Руссо отмежевался от философов. Он уважал разум, но придавал большое значение чувствам и вдохновляющей, утешительной вере; его "Исповедание веры савойского викария" послужило религиозной позицией для Робеспьера, а его настойчивое требование единого национального вероучения позволило Комитету общественной безопасности сделать политическую ересь - по крайней мере, в военное время - смертным преступлением. Якобинцы Революции приняли доктрину Общественного договора: что человек от природы добр, а становится злым, попав под влияние коррумпированных институтов и несправедливых законов; что люди рождаются свободными, а становятся рабами в искусственной цивилизации. Придя к власти, лидеры революции приняли идею Руссо о том, что гражданин, получая защиту государства, негласно обязуется ему повиноваться. Малле дю Пан писал: "Я слышал, как Марат в 1788 году читал и комментировал "Общественный договор" на публичных улицах под аплодисменты восторженной публики".13 Суверенитет народа у Руссо стал в революции суверенитетом государства, затем Комитета общественной безопасности, затем одного человека.

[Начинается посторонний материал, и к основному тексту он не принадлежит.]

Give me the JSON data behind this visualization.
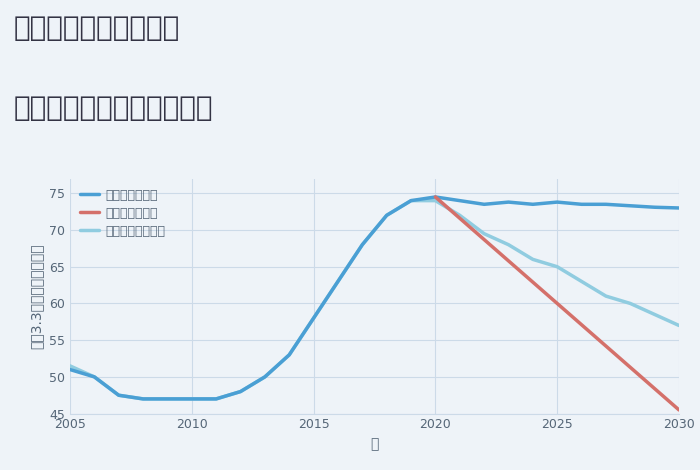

Под "народом", в терминологии революции, подразумевались крестьяне и городские рабочие. Даже в городах фабриканты составляли меньшинство населения; картина была не чередой фабрик, а гудящей мешаниной мясников, пекарей, пивоваров, бакалейщиков, поваров, разносчиков, парикмахеров, лавочников, трактирщиков, виноградарей, плотников, каменщиков, маляров, стекольщиков, штукатуры, плиточники, сапожники, портные, красильщики, чистильщики, портные, кузнецы, слуги, краснодеревщики, шорники, колесники, золотых дел мастера, резчики, ткачи, кожевники, печатники, книготорговцы, проститутки и воры. Эти рабочие носили панталоны длиной до щиколотки, а не бриджи до колен (кюлоты) и чулки высших классов, поэтому их называли "санкулотами", и в этом качестве они сыграли драматическую роль в Революции. Приток золота и серебра из Нового Света и неоднократный выпуск бумажных денег привели к росту цен в Европе; во Франции с 1741 по 1789 год они выросли на 65 %, в то время как зарплата увеличилась на 22 %.14 В 1787 году в Лионе 30 000 человек получали пособие; в 1791 году в Париже 100 000 семей числились неимущими. Рабочие союзы для экономических действий были запрещены, забастовки тоже, но они были частыми. По мере приближения революции рабочие все больше впадали в уныние и бунтовали. Дайте им оружие и лидера, и они возьмут Бастилию, вторгнутся в Тюильри и свергнут короля.

Крестьяне Франции в 1789 году жили предположительно лучше, чем за столетие до этого, когда Ла Брюйер, преувеличивая значение темы, принимал их за зверей.15 Они были лучше, чем другие крестьяне континентальной Европы, возможно, за исключением крестьян Северной Италии. Около трети обрабатываемой земли принадлежало крестьянам-собственникам; треть дворянские, церковные или буржуазные владельцы сдавали арендаторам или издольщикам; остальная часть обрабатывалась наемными рабочими под надзором владельца или его управляющего. Все больше и больше владельцев, измученных ростом расходов и обострением конкуренции, огораживали для обработки или выпаса "общие земли", на которых крестьяне раньше могли свободно пасти свой скот или заготавливать лес.